Chinese e-commerce giant Alibaba is hoping its lobbying tactics in the US will prevent its online stores from being listed on the US government's list of pirated products amid increasing complaints about counterfeit goods on its trading platforms. Alibaba is currently the world's second largest retailer after Wal-Mart, and has written to the US Trade
Representative’s office, The Wall Street Journal reported, highlighting recent efforts to protect intellectual property including a new mechanism aimed to expediting requests to take off fake merchandise from Alibaba’s platforms.
Alibaba now has English language platforms for foreign brands
In the letters, the company said it had also implemented more stringent processes for verifying seller identities and set up an English-language platform for brand owners to register their intellectual property rights and submit complaints.

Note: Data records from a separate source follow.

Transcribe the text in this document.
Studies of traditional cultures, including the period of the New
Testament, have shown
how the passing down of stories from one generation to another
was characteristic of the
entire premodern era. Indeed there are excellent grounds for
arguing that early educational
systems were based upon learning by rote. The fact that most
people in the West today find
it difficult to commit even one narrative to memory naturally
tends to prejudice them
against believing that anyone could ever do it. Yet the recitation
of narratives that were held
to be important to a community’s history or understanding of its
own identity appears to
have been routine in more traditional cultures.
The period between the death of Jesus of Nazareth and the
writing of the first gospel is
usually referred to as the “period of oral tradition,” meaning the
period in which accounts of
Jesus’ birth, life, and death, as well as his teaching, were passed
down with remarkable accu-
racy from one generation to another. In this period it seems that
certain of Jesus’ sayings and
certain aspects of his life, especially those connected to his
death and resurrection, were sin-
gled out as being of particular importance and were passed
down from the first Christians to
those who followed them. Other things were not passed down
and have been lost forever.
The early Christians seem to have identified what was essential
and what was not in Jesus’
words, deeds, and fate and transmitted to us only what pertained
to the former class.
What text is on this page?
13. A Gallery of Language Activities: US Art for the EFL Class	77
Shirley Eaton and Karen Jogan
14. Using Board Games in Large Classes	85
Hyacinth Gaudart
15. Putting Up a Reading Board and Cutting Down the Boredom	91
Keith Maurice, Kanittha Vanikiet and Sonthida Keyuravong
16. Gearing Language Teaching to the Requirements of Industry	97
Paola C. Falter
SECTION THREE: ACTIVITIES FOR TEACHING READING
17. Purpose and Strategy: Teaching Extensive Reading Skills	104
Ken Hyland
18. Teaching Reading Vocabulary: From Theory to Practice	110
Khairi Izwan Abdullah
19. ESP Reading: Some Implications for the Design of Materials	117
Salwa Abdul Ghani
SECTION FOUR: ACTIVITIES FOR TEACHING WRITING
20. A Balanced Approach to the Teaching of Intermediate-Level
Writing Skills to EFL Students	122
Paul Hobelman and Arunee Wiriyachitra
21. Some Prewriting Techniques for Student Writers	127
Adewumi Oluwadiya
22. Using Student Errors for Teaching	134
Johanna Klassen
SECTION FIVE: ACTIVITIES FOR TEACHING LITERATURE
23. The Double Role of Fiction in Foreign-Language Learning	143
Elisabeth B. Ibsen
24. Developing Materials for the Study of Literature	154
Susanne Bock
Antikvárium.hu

Alibaba’s marketplace Taobao had previously been on the agency’s list of problematic markets for pirated goods until 2012, when it was removed for its efforts to address complaints by brand owners.
The problem of counterfeit goods being traded on Alibaba’s platforms has come into scrutiny over the past year, after luxury group Kering filed a lawsuit in New York against Alibaba on allowing the sale of counterfeit goods and a US clothing group urged the US government to label Taobao a “notorious” market for fake goods.
Alibaba has a dominant position in Chinese e-commerce, with its Amazon-style Tmall.com platform believed to command more than half the Chinese market for business-to-consumer transactions. Its eBay rival, Taobao, holds more than 90pc of the consumer-to-consumer market.